When my children were young and we were talking about what they should do for a living, I said there are many options but gravitate towards careers that require great people skills. They will pay the best and be the most rewarding.
Interacting with people is so simple but most of us are not very good at it. By applying the following skills you can increase your people skills and maximize your business and personal relationships.
People love to hear their name. Use your friends, colleagues and customers’ names when you are speaking with them. When in a group and relating a story don’t say “He was out in Vegas last week too” while talking to your friend Jim and Bill and referring to Bill. Say “Bill was out in Vegas last week too” This may sound like a minor item, but it’s powerful. You are being so much more personable using Bill’s name and not the generic He.Try it this week.
Eye Contact is Paramount.Most people are uncomfortable looking others in the eye, especially for an extended period of time. Good eye contact endears others to you and allows them to “connect” with you. There is only one way to get rid of this uncomfortable feeling. You have to do it over and over again. After you practice this long enough the uncomfortable feeling will go away. Start doing this when you are at the Mall or a sporting event. Don’t look away until the other guy or girl does. It helps if you have a friendly look on your face of course. People will remember you and notice you if you can deliver great eye contact.
Get others talking about themselves. There is no better way to make a new friend then to ask them questions about their children, work, hobbies and interests. The trick is you actually have to be interested in them. Fake attention here will rarely work. How many people do you know that don’t even listen to others conversations? They sit there and wait for an opportunity to say something they want to say or turn the conversation toward them? This is a very irritating quality and will alienate the group you are with. Remember, if you want to master your people skills; Make it all about them, not you!

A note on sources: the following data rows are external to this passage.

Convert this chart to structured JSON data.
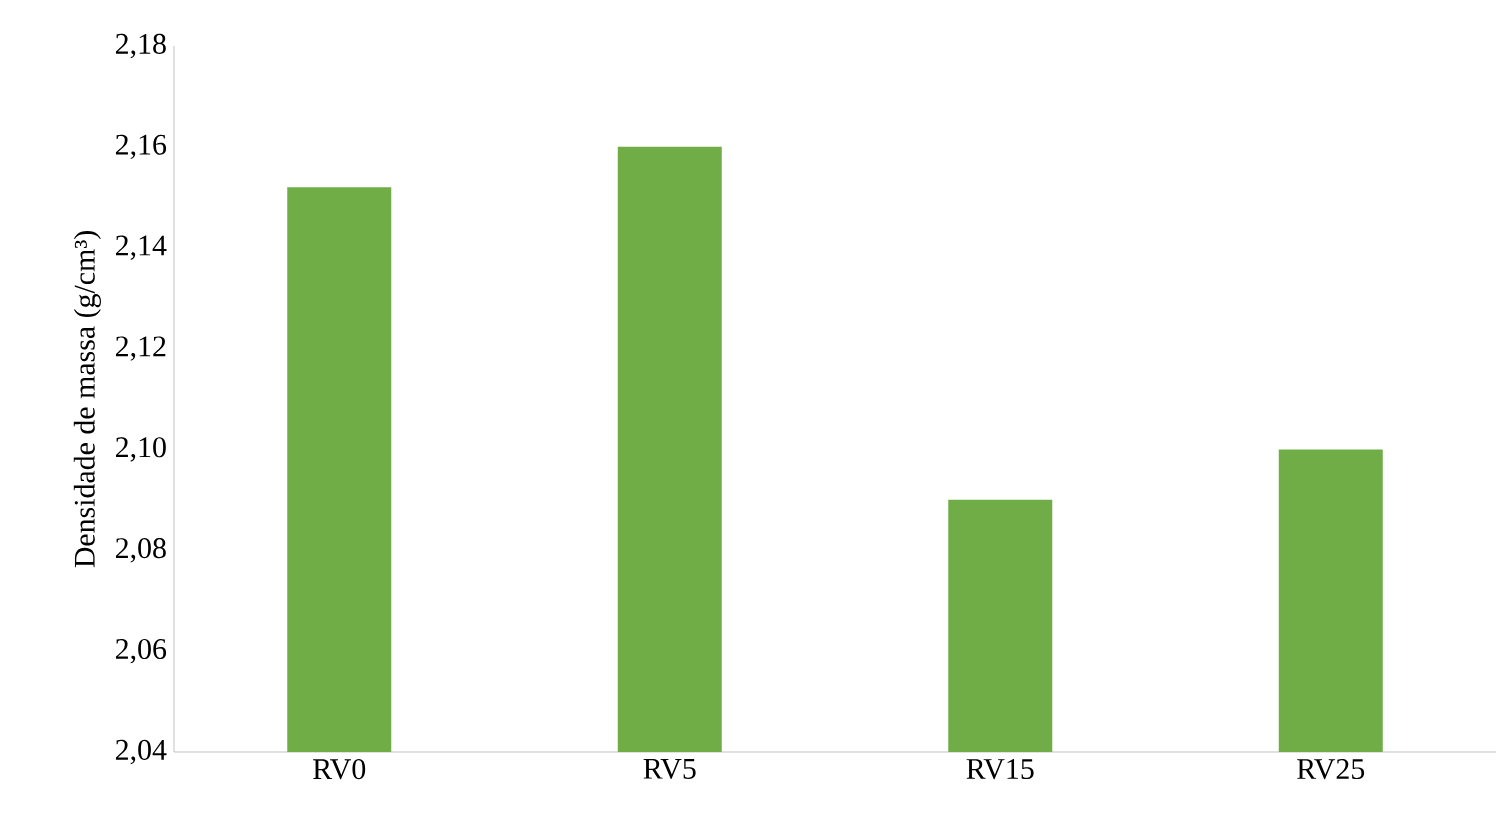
{
  "chart_data": {
    "type": "bar",
    "ylabel": "Densidade de massa (g/cm³)",
    "categories": [
      "RV0",
      "RV5",
      "RV15",
      "RV25"
    ],
    "values": [
      2.152,
      2.16,
      2.09,
      2.1
    ],
    "color": "#70ad47",
    "ylim": [
      2.04,
      2.18
    ],
    "yticks": [
      {
        "value": 2.04,
        "label": "2,04"
      },
      {
        "value": 2.06,
        "label": "2,06"
      },
      {
        "value": 2.08,
        "label": "2,08"
      },
      {
        "value": 2.1,
        "label": "2,10"
      },
      {
        "value": 2.12,
        "label": "2,12"
      },
      {
        "value": 2.14,
        "label": "2,14"
      },
      {
        "value": 2.16,
        "label": "2,16"
      },
      {
        "value": 2.18,
        "label": "2,18"
      }
    ],
    "grid": false
  }
}
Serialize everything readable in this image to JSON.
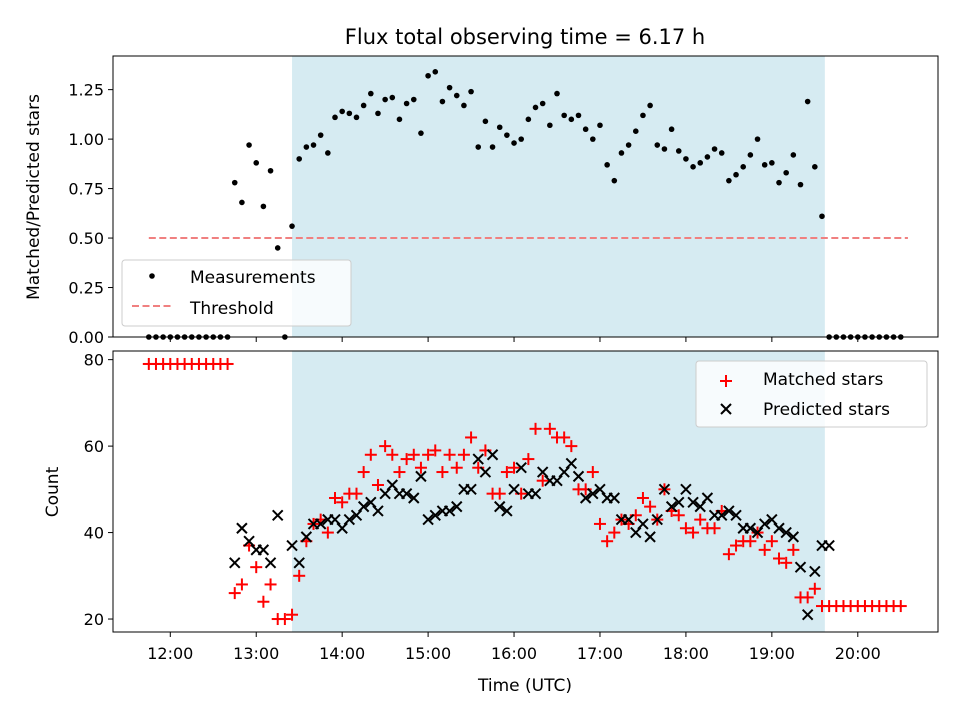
{
  "colors": {
    "shade": "#add8e6",
    "measurement": "#000000",
    "threshold": "#f08080",
    "matched": "#ff0000",
    "predicted": "#000000"
  },
  "chart_data": [
    {
      "type": "scatter",
      "title": "Flux total observing time = 6.17 h",
      "xlabel": "",
      "ylabel": "Matched/Predicted stars",
      "ylim": [
        0,
        1.42
      ],
      "yticks": [
        0,
        0.25,
        0.5,
        0.75,
        1.0,
        1.25
      ],
      "ytick_labels": [
        "0.00",
        "0.25",
        "0.50",
        "0.75",
        "1.00",
        "1.25"
      ],
      "shaded_span": [
        "13:25",
        "19:37"
      ],
      "legend_position": "lower-left",
      "threshold": {
        "name": "Threshold",
        "y": 0.5,
        "x": [
          "11:45",
          "20:35"
        ]
      },
      "series": [
        {
          "name": "Measurements",
          "marker": "dot",
          "x": [
            "11:45",
            "11:50",
            "11:55",
            "12:00",
            "12:05",
            "12:10",
            "12:15",
            "12:20",
            "12:25",
            "12:30",
            "12:35",
            "12:40",
            "12:45",
            "12:50",
            "12:55",
            "13:00",
            "13:05",
            "13:10",
            "13:15",
            "13:20",
            "13:25",
            "13:30",
            "13:35",
            "13:40",
            "13:45",
            "13:50",
            "13:55",
            "14:00",
            "14:05",
            "14:10",
            "14:15",
            "14:20",
            "14:25",
            "14:30",
            "14:35",
            "14:40",
            "14:45",
            "14:50",
            "14:55",
            "15:00",
            "15:05",
            "15:10",
            "15:15",
            "15:20",
            "15:25",
            "15:30",
            "15:35",
            "15:40",
            "15:45",
            "15:50",
            "15:55",
            "16:00",
            "16:05",
            "16:10",
            "16:15",
            "16:20",
            "16:25",
            "16:30",
            "16:35",
            "16:40",
            "16:45",
            "16:50",
            "16:55",
            "17:00",
            "17:05",
            "17:10",
            "17:15",
            "17:20",
            "17:25",
            "17:30",
            "17:35",
            "17:40",
            "17:45",
            "17:50",
            "17:55",
            "18:00",
            "18:05",
            "18:10",
            "18:15",
            "18:20",
            "18:25",
            "18:30",
            "18:35",
            "18:40",
            "18:45",
            "18:50",
            "18:55",
            "19:00",
            "19:05",
            "19:10",
            "19:15",
            "19:20",
            "19:25",
            "19:30",
            "19:35",
            "19:40",
            "19:45",
            "19:50",
            "19:55",
            "20:00",
            "20:05",
            "20:10",
            "20:15",
            "20:20",
            "20:25",
            "20:30"
          ],
          "y": [
            0,
            0,
            0,
            0,
            0,
            0,
            0,
            0,
            0,
            0,
            0,
            0,
            0.78,
            0.68,
            0.97,
            0.88,
            0.66,
            0.84,
            0.45,
            0,
            0.56,
            0.9,
            0.96,
            0.97,
            1.02,
            0.93,
            1.11,
            1.14,
            1.13,
            1.11,
            1.17,
            1.23,
            1.13,
            1.2,
            1.21,
            1.1,
            1.18,
            1.2,
            1.03,
            1.32,
            1.34,
            1.19,
            1.26,
            1.22,
            1.17,
            1.24,
            0.96,
            1.09,
            0.96,
            1.06,
            1.02,
            0.98,
            1.0,
            1.1,
            1.16,
            1.18,
            1.07,
            1.23,
            1.12,
            1.1,
            1.12,
            1.05,
            1.0,
            1.07,
            0.87,
            0.79,
            0.93,
            0.97,
            1.04,
            1.12,
            1.17,
            0.97,
            0.95,
            1.05,
            0.94,
            0.9,
            0.86,
            0.88,
            0.91,
            0.95,
            0.93,
            0.79,
            0.82,
            0.86,
            0.92,
            1.0,
            0.87,
            0.88,
            0.78,
            0.83,
            0.92,
            0.77,
            1.19,
            0.86,
            0.61,
            0,
            0,
            0,
            0,
            0,
            0,
            0,
            0,
            0,
            0,
            0
          ]
        }
      ]
    },
    {
      "type": "scatter",
      "title": "",
      "xlabel": "Time (UTC)",
      "ylabel": "Count",
      "ylim": [
        17,
        82
      ],
      "yticks": [
        20,
        40,
        60,
        80
      ],
      "xlim": [
        "11:20",
        "20:56"
      ],
      "xticks": [
        "12:00",
        "13:00",
        "14:00",
        "15:00",
        "16:00",
        "17:00",
        "18:00",
        "19:00",
        "20:00"
      ],
      "shaded_span": [
        "13:25",
        "19:37"
      ],
      "legend_position": "upper-right",
      "series": [
        {
          "name": "Matched stars",
          "marker": "plus",
          "x": [
            "11:45",
            "11:50",
            "11:55",
            "12:00",
            "12:05",
            "12:10",
            "12:15",
            "12:20",
            "12:25",
            "12:30",
            "12:35",
            "12:40",
            "12:45",
            "12:50",
            "12:55",
            "13:00",
            "13:05",
            "13:10",
            "13:15",
            "13:20",
            "13:25",
            "13:30",
            "13:35",
            "13:40",
            "13:45",
            "13:50",
            "13:55",
            "14:00",
            "14:05",
            "14:10",
            "14:15",
            "14:20",
            "14:25",
            "14:30",
            "14:35",
            "14:40",
            "14:45",
            "14:50",
            "14:55",
            "15:00",
            "15:05",
            "15:10",
            "15:15",
            "15:20",
            "15:25",
            "15:30",
            "15:35",
            "15:40",
            "15:45",
            "15:50",
            "15:55",
            "16:00",
            "16:05",
            "16:10",
            "16:15",
            "16:20",
            "16:25",
            "16:30",
            "16:35",
            "16:40",
            "16:45",
            "16:50",
            "16:55",
            "17:00",
            "17:05",
            "17:10",
            "17:15",
            "17:20",
            "17:25",
            "17:30",
            "17:35",
            "17:40",
            "17:45",
            "17:50",
            "17:55",
            "18:00",
            "18:05",
            "18:10",
            "18:15",
            "18:20",
            "18:25",
            "18:30",
            "18:35",
            "18:40",
            "18:45",
            "18:50",
            "18:55",
            "19:00",
            "19:05",
            "19:10",
            "19:15",
            "19:20",
            "19:25",
            "19:30",
            "19:35",
            "19:40",
            "19:45",
            "19:50",
            "19:55",
            "20:00",
            "20:05",
            "20:10",
            "20:15",
            "20:20",
            "20:25",
            "20:30"
          ],
          "y": [
            79,
            79,
            79,
            79,
            79,
            79,
            79,
            79,
            79,
            79,
            79,
            79,
            26,
            28,
            37,
            32,
            24,
            28,
            20,
            20,
            21,
            30,
            38,
            42,
            43,
            40,
            48,
            47,
            49,
            49,
            54,
            58,
            51,
            60,
            58,
            54,
            57,
            58,
            55,
            58,
            59,
            54,
            58,
            55,
            58,
            62,
            55,
            59,
            49,
            49,
            54,
            55,
            49,
            57,
            64,
            52,
            64,
            62,
            62,
            60,
            50,
            50,
            54,
            42,
            38,
            40,
            43,
            42,
            44,
            48,
            46,
            43,
            50,
            45,
            44,
            41,
            40,
            43,
            41,
            41,
            45,
            35,
            37,
            38,
            38,
            40,
            36,
            38,
            34,
            33,
            36,
            25,
            25,
            27,
            23,
            23,
            23,
            23,
            23,
            23,
            23,
            23,
            23,
            23,
            23,
            23
          ]
        },
        {
          "name": "Predicted stars",
          "marker": "x",
          "x": [
            "12:45",
            "12:50",
            "12:55",
            "13:00",
            "13:05",
            "13:10",
            "13:15",
            "13:25",
            "13:30",
            "13:35",
            "13:40",
            "13:45",
            "13:50",
            "13:55",
            "14:00",
            "14:05",
            "14:10",
            "14:15",
            "14:20",
            "14:25",
            "14:30",
            "14:35",
            "14:40",
            "14:45",
            "14:50",
            "14:55",
            "15:00",
            "15:05",
            "15:10",
            "15:15",
            "15:20",
            "15:25",
            "15:30",
            "15:35",
            "15:40",
            "15:45",
            "15:50",
            "15:55",
            "16:00",
            "16:05",
            "16:10",
            "16:15",
            "16:20",
            "16:25",
            "16:30",
            "16:35",
            "16:40",
            "16:45",
            "16:50",
            "16:55",
            "17:00",
            "17:05",
            "17:10",
            "17:15",
            "17:20",
            "17:25",
            "17:30",
            "17:35",
            "17:40",
            "17:45",
            "17:50",
            "17:55",
            "18:00",
            "18:05",
            "18:10",
            "18:15",
            "18:20",
            "18:25",
            "18:30",
            "18:35",
            "18:40",
            "18:45",
            "18:50",
            "18:55",
            "19:00",
            "19:05",
            "19:10",
            "19:15",
            "19:20",
            "19:25",
            "19:30",
            "19:35",
            "19:40"
          ],
          "y": [
            33,
            41,
            38,
            36,
            36,
            33,
            44,
            37,
            33,
            39,
            42,
            42,
            43,
            43,
            41,
            43,
            44,
            46,
            47,
            45,
            49,
            51,
            49,
            49,
            48,
            53,
            43,
            44,
            45,
            45,
            46,
            50,
            50,
            57,
            54,
            58,
            46,
            45,
            50,
            55,
            49,
            49,
            54,
            52,
            52,
            54,
            56,
            53,
            48,
            49,
            50,
            48,
            48,
            43,
            43,
            40,
            42,
            39,
            43,
            50,
            46,
            47,
            50,
            47,
            46,
            48,
            44,
            44,
            45,
            44,
            41,
            41,
            40,
            42,
            43,
            41,
            40,
            39,
            32,
            21,
            31,
            37,
            37
          ]
        }
      ]
    }
  ]
}
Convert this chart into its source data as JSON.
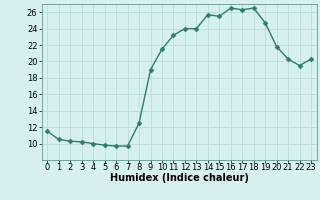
{
  "x": [
    0,
    1,
    2,
    3,
    4,
    5,
    6,
    7,
    8,
    9,
    10,
    11,
    12,
    13,
    14,
    15,
    16,
    17,
    18,
    19,
    20,
    21,
    22,
    23
  ],
  "y": [
    11.5,
    10.5,
    10.3,
    10.2,
    10.0,
    9.8,
    9.7,
    9.7,
    12.5,
    19.0,
    21.5,
    23.2,
    24.0,
    24.0,
    25.7,
    25.5,
    26.5,
    26.3,
    26.5,
    24.7,
    21.8,
    20.3,
    19.5,
    20.3
  ],
  "line_color": "#2e7d6e",
  "marker": "D",
  "marker_size": 2.5,
  "bg_color": "#d6f0ef",
  "grid_color": "#c0dedd",
  "xlabel": "Humidex (Indice chaleur)",
  "xlim": [
    -0.5,
    23.5
  ],
  "ylim": [
    8,
    27
  ],
  "yticks": [
    10,
    12,
    14,
    16,
    18,
    20,
    22,
    24,
    26
  ],
  "xticks": [
    0,
    1,
    2,
    3,
    4,
    5,
    6,
    7,
    8,
    9,
    10,
    11,
    12,
    13,
    14,
    15,
    16,
    17,
    18,
    19,
    20,
    21,
    22,
    23
  ],
  "xlabel_fontsize": 7.0,
  "tick_fontsize": 6.0,
  "linewidth": 1.0
}
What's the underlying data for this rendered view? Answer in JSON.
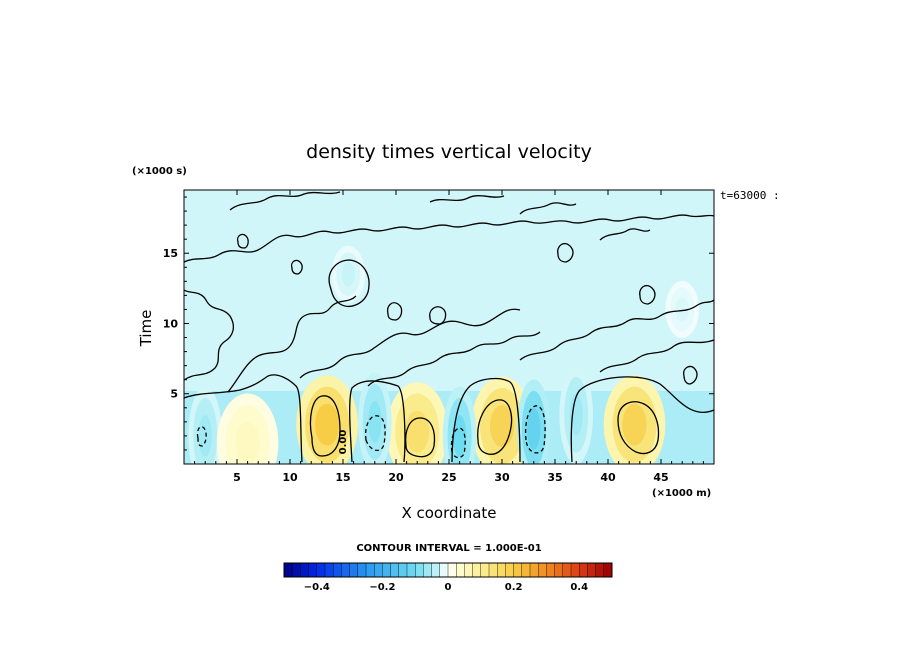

Asking others for their opinion.People who have their people skills mastered will draw others in by asking for their opinions. This shows that you care about them enough to want to know what they think.
Be Positive! People want to do business with and hang out with positive people. Everyone can feel the energy and excitement from a person who is positive and having fun. I have a very difficult time being around a negative person. The negativity saps my energy and I need to get away and do other things. Negative comments are never going to take you where you want to go. But how can you be positive all the time? Let’s say you are at a fine restaurant with two other couples and the steak you ordered is overcooked and tastes bad. You may be inclined to rip the waiter, express your disappointment with the horrible chef and demand to speak with the manager. I would suggest a calm low tone, ask the waiter to recommend something else you would like that does not take long to prepare. In a group outing like this it’s more about the enjoyment of the group and the evening out and not about you. You will be much more respected for your calm and cool demeanor. This is especially important in a business dinner.
If you can master these aspects of dealing with people you will not only have a more fun and engaging personal life, but your sales skills and customer relations will soar.
Here are the action steps I recommend we all concentrate on and practice. Yes, this stuff takes practice, especially when you are tired or not feeling your best. Let me know how this is working for you.
Take action on this today.
+ Use people’s names as much as possible. That includes getting waiters, bartenders and secretary’s names. If you have a difficult time remembering peoples names associate the new person you meet with someone you already know. It works great!
+ Use eye contact. Be friendly, but stay on those eyes longer than you think you should. Practice this. If you get a negative response say something like “I’m sorry I thought you were someone else”
+ Get others talking about themselves. Ask them questions along with follow up questions.
+ Ask others for their opinion. People love to add value and express their point of view. Many people will not take this step without your first asking. They will appreciate the fact that you did.
+ Be Positive. Good positive energy is addicting to most people. Bring it to every get together and business meeting. You will energize the whole group and they will be glad you did.